つまり、ビル・Wがドクター・ボブに運んでいったものは、ステップ1だったのです。2以降のステップに関してはドクター・ボブはすでに知っていたのです。

ということからすると、ドクター・ボブの文章を根拠として言えることは、本からではなく同じアルコホーリクからしか受け取れないのは、12ステップ全体ではなく、ステップ1のみである、ということが正しい。p.253の文章を根拠として、本からステップを受け取った人のステップを本物でないと主張するのは、単なる勉強不足、経験不足の露呈です。

では、本当にステップ1だけは本から受け取ることは無理で、同じアルコホーリクから受け取るしかないのでしょうか。

僕の経験でもステップ1にはAAミーティングで話を聞く経験がとても必要でした。同じ依存症の人から経験を聞き、自分も同じだと思うことが必要だったのです。そういう意味では同じアルコホーリクの経験に触れることはどうしても必要だったと言えます。

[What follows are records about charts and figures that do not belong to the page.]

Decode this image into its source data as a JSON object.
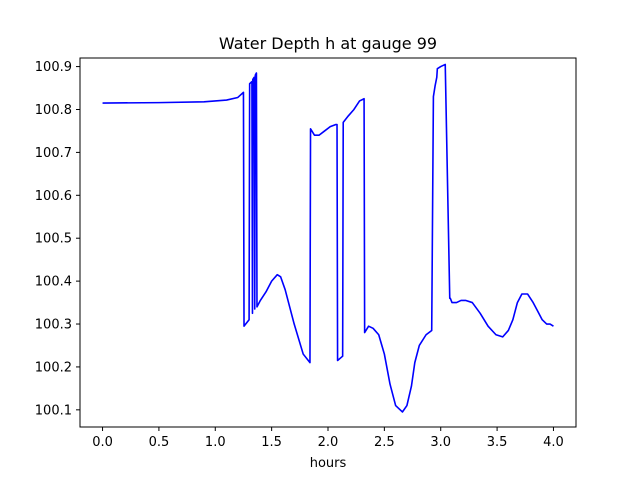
{
  "chart_data": {
    "type": "line",
    "title": "Water Depth h at gauge 99",
    "xlabel": "hours",
    "ylabel": "",
    "xlim": [
      -0.2,
      4.2
    ],
    "ylim": [
      100.06,
      100.92
    ],
    "x_ticks": [
      0.0,
      0.5,
      1.0,
      1.5,
      2.0,
      2.5,
      3.0,
      3.5,
      4.0
    ],
    "x_tick_labels": [
      "0.0",
      "0.5",
      "1.0",
      "1.5",
      "2.0",
      "2.5",
      "3.0",
      "3.5",
      "4.0"
    ],
    "y_ticks": [
      100.1,
      100.2,
      100.3,
      100.4,
      100.5,
      100.6,
      100.7,
      100.8,
      100.9
    ],
    "y_tick_labels": [
      "100.1",
      "100.2",
      "100.3",
      "100.4",
      "100.5",
      "100.6",
      "100.7",
      "100.8",
      "100.9"
    ],
    "grid": false,
    "series": [
      {
        "color": "#0000ff",
        "x": [
          0.0,
          0.5,
          0.9,
          1.1,
          1.2,
          1.25,
          1.255,
          1.3,
          1.305,
          1.325,
          1.33,
          1.333,
          1.345,
          1.35,
          1.355,
          1.365,
          1.37,
          1.4,
          1.45,
          1.5,
          1.55,
          1.58,
          1.62,
          1.7,
          1.78,
          1.84,
          1.845,
          1.88,
          1.92,
          1.97,
          2.02,
          2.07,
          2.08,
          2.085,
          2.13,
          2.135,
          2.18,
          2.23,
          2.28,
          2.32,
          2.325,
          2.36,
          2.4,
          2.45,
          2.5,
          2.55,
          2.6,
          2.66,
          2.7,
          2.74,
          2.77,
          2.81,
          2.87,
          2.92,
          2.935,
          2.95,
          2.965,
          2.97,
          3.0,
          3.04,
          3.08,
          3.085,
          3.1,
          3.14,
          3.18,
          3.22,
          3.28,
          3.35,
          3.42,
          3.49,
          3.55,
          3.6,
          3.64,
          3.68,
          3.72,
          3.77,
          3.82,
          3.86,
          3.9,
          3.94,
          3.97,
          4.0
        ],
        "values": [
          100.815,
          100.816,
          100.818,
          100.822,
          100.828,
          100.84,
          100.295,
          100.31,
          100.86,
          100.865,
          100.325,
          100.87,
          100.875,
          100.335,
          100.88,
          100.885,
          100.34,
          100.355,
          100.375,
          100.4,
          100.415,
          100.41,
          100.38,
          100.3,
          100.23,
          100.21,
          100.755,
          100.74,
          100.74,
          100.75,
          100.76,
          100.765,
          100.765,
          100.215,
          100.225,
          100.77,
          100.785,
          100.8,
          100.82,
          100.825,
          100.28,
          100.295,
          100.29,
          100.275,
          100.23,
          100.16,
          100.11,
          100.095,
          100.11,
          100.155,
          100.21,
          100.25,
          100.275,
          100.285,
          100.83,
          100.855,
          100.875,
          100.895,
          100.9,
          100.905,
          100.36,
          100.36,
          100.35,
          100.35,
          100.355,
          100.355,
          100.35,
          100.325,
          100.295,
          100.275,
          100.27,
          100.285,
          100.31,
          100.35,
          100.37,
          100.37,
          100.35,
          100.33,
          100.31,
          100.3,
          100.3,
          100.295
        ]
      }
    ]
  }
}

しかし、これについてもビル・Wや初期のAAメンバーたちは解答を用意しています。僕の使っているビッグブックは文庫版で、巻末にはドクター・ボブの物語しか載っていません。しかし、分厚いハードカバー版には、同じアルコホーリクの経験談がたくさん載っています。もちろんその経験談は、読んだ人がAAミーティングに参加したのと同じ効果を得るのを狙って収録されているわけです(表紙カバーのビルの文章を参照)。

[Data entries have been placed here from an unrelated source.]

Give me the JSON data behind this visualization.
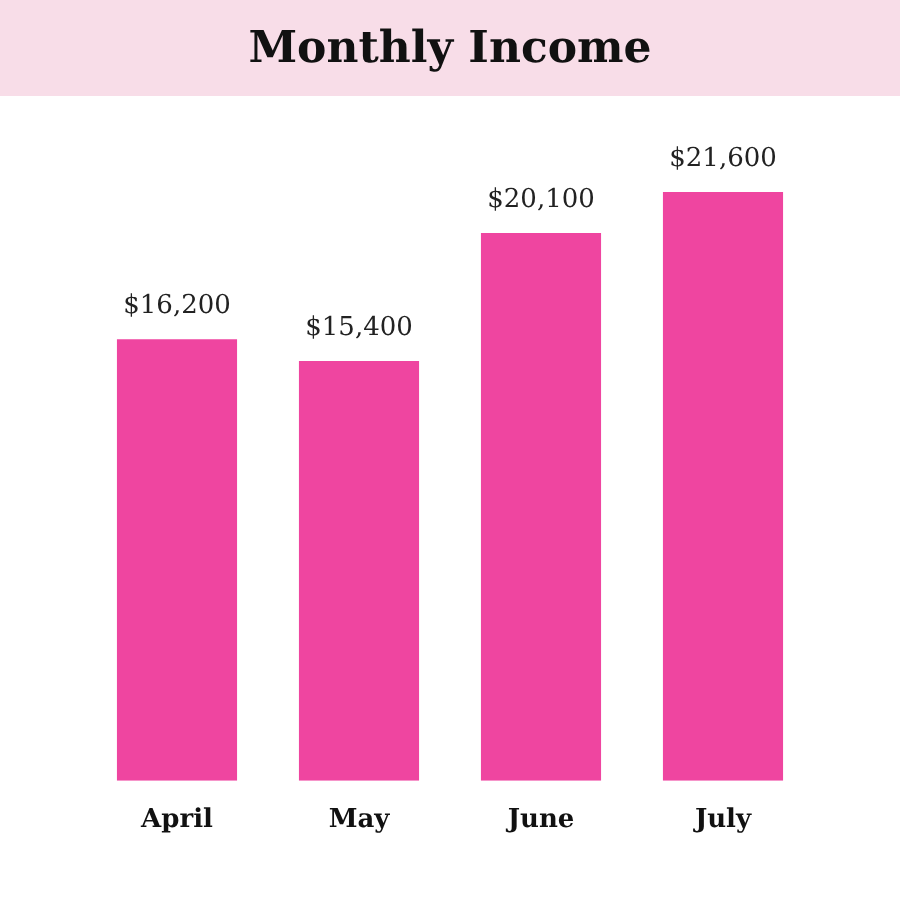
{
  "chart_data": {
    "type": "bar",
    "title": "Monthly Income",
    "categories": [
      "April",
      "May",
      "June",
      "July"
    ],
    "values": [
      16200,
      15400,
      20100,
      21600
    ],
    "color": "#ef45a0",
    "value_labels": [
      "$16,200",
      "$15,400",
      "$20,100",
      "$21,600"
    ]
  }
}
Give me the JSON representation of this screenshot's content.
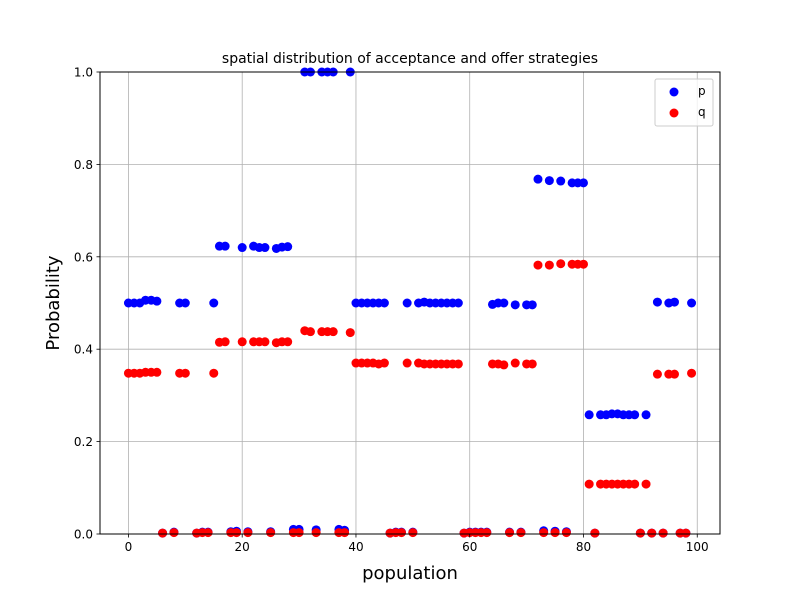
{
  "chart_data": {
    "type": "scatter",
    "title": "spatial distribution of acceptance and offer strategies",
    "xlabel": "population",
    "ylabel": "Probability",
    "xlim": [
      -5,
      104
    ],
    "ylim": [
      0,
      1.0
    ],
    "xticks": [
      0,
      20,
      40,
      60,
      80,
      100
    ],
    "yticks": [
      0.0,
      0.2,
      0.4,
      0.6,
      0.8,
      1.0
    ],
    "xtick_labels": [
      "0",
      "20",
      "40",
      "60",
      "80",
      "100"
    ],
    "ytick_labels": [
      "0.0",
      "0.2",
      "0.4",
      "0.6",
      "0.8",
      "1.0"
    ],
    "grid": true,
    "legend_position": "top-right",
    "series": [
      {
        "name": "p",
        "color": "#0000ff",
        "x": [
          0,
          1,
          2,
          3,
          4,
          5,
          6,
          8,
          9,
          10,
          12,
          13,
          14,
          15,
          16,
          17,
          18,
          19,
          20,
          21,
          22,
          23,
          24,
          25,
          26,
          27,
          28,
          29,
          30,
          31,
          32,
          33,
          34,
          35,
          36,
          37,
          38,
          39,
          40,
          41,
          42,
          43,
          44,
          45,
          46,
          47,
          48,
          49,
          50,
          51,
          52,
          53,
          54,
          55,
          56,
          57,
          58,
          59,
          60,
          61,
          62,
          63,
          64,
          65,
          66,
          67,
          68,
          69,
          70,
          71,
          72,
          73,
          74,
          75,
          76,
          77,
          78,
          79,
          80,
          81,
          82,
          83,
          84,
          85,
          86,
          87,
          88,
          89,
          90,
          91,
          92,
          93,
          94,
          95,
          96,
          97,
          98,
          99
        ],
        "y": [
          0.5,
          0.5,
          0.5,
          0.506,
          0.506,
          0.504,
          0.002,
          0.004,
          0.5,
          0.5,
          0.002,
          0.004,
          0.004,
          0.5,
          0.623,
          0.623,
          0.005,
          0.006,
          0.62,
          0.005,
          0.623,
          0.62,
          0.62,
          0.005,
          0.618,
          0.621,
          0.622,
          0.01,
          0.01,
          1.0,
          1.0,
          0.009,
          1.0,
          1.0,
          1.0,
          0.01,
          0.008,
          1.0,
          0.5,
          0.5,
          0.5,
          0.5,
          0.5,
          0.5,
          0.002,
          0.004,
          0.004,
          0.5,
          0.004,
          0.5,
          0.502,
          0.5,
          0.5,
          0.5,
          0.5,
          0.5,
          0.5,
          0.002,
          0.004,
          0.004,
          0.004,
          0.004,
          0.497,
          0.5,
          0.5,
          0.004,
          0.496,
          0.004,
          0.496,
          0.496,
          0.768,
          0.007,
          0.765,
          0.006,
          0.764,
          0.005,
          0.76,
          0.76,
          0.76,
          0.258,
          0.002,
          0.258,
          0.258,
          0.26,
          0.26,
          0.258,
          0.258,
          0.258,
          0.002,
          0.258,
          0.002,
          0.502,
          0.002,
          0.5,
          0.502,
          0.002,
          0.002,
          0.5
        ]
      },
      {
        "name": "q",
        "color": "#ff0000",
        "x": [
          0,
          1,
          2,
          3,
          4,
          5,
          6,
          8,
          9,
          10,
          12,
          13,
          14,
          15,
          16,
          17,
          18,
          19,
          20,
          21,
          22,
          23,
          24,
          25,
          26,
          27,
          28,
          29,
          30,
          31,
          32,
          33,
          34,
          35,
          36,
          37,
          38,
          39,
          40,
          41,
          42,
          43,
          44,
          45,
          46,
          47,
          48,
          49,
          50,
          51,
          52,
          53,
          54,
          55,
          56,
          57,
          58,
          59,
          60,
          61,
          62,
          63,
          64,
          65,
          66,
          67,
          68,
          69,
          70,
          71,
          72,
          73,
          74,
          75,
          76,
          77,
          78,
          79,
          80,
          81,
          82,
          83,
          84,
          85,
          86,
          87,
          88,
          89,
          90,
          91,
          92,
          93,
          94,
          95,
          96,
          97,
          98,
          99
        ],
        "y": [
          0.348,
          0.348,
          0.348,
          0.35,
          0.35,
          0.35,
          0.002,
          0.003,
          0.348,
          0.348,
          0.002,
          0.003,
          0.003,
          0.348,
          0.415,
          0.416,
          0.003,
          0.003,
          0.416,
          0.003,
          0.416,
          0.416,
          0.416,
          0.003,
          0.414,
          0.416,
          0.416,
          0.003,
          0.003,
          0.44,
          0.438,
          0.003,
          0.438,
          0.438,
          0.438,
          0.003,
          0.003,
          0.436,
          0.37,
          0.37,
          0.37,
          0.37,
          0.368,
          0.37,
          0.002,
          0.003,
          0.003,
          0.37,
          0.003,
          0.37,
          0.368,
          0.368,
          0.368,
          0.368,
          0.368,
          0.368,
          0.368,
          0.002,
          0.003,
          0.003,
          0.003,
          0.003,
          0.368,
          0.368,
          0.366,
          0.003,
          0.37,
          0.003,
          0.368,
          0.368,
          0.582,
          0.003,
          0.582,
          0.003,
          0.585,
          0.003,
          0.584,
          0.584,
          0.584,
          0.108,
          0.002,
          0.108,
          0.108,
          0.108,
          0.108,
          0.108,
          0.108,
          0.108,
          0.002,
          0.108,
          0.002,
          0.346,
          0.002,
          0.346,
          0.346,
          0.002,
          0.002,
          0.348
        ]
      }
    ]
  }
}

そして、その狙いはあたりました。そうでなかったら、AAは今のように全世界に広がってはいなかったのですから。ドクター・ボブがビルからステップ1を受け取る必要があったのは、その当時はビッグブックがまだ書かれていなかったからです。

12個のすべてのステップは、ビッグブックという本から受け取ることが可能です。スポンサーではなく、本から受け取ったステップを「本物ではない」と非難されたとしても、その非難は相手の誤解が原因として片づけておけばいいでしょう。

もちろんステップをやったスポンサーが近くにいるのなら、その人に「ステップを渡してくれ」と頼むのが一番楽です。なにもわざわざ苦難の道を選ぶことはありません。しかし、手近に適任者がいないのなら、ビッグブックを読んでそのとおりに実践すれば大丈夫です。その時にあなたに必要なのは、「意欲と、正直さと、開かれた心」(p.268)です。

もし、あなたがビッグブックだけで回復できなかったとするなら、それは意欲が足りなかったか、正直でなかったか、心が偏見に満ちていたかのいずれかです。その場合にはスポンサーに手伝ってもらうしかありません。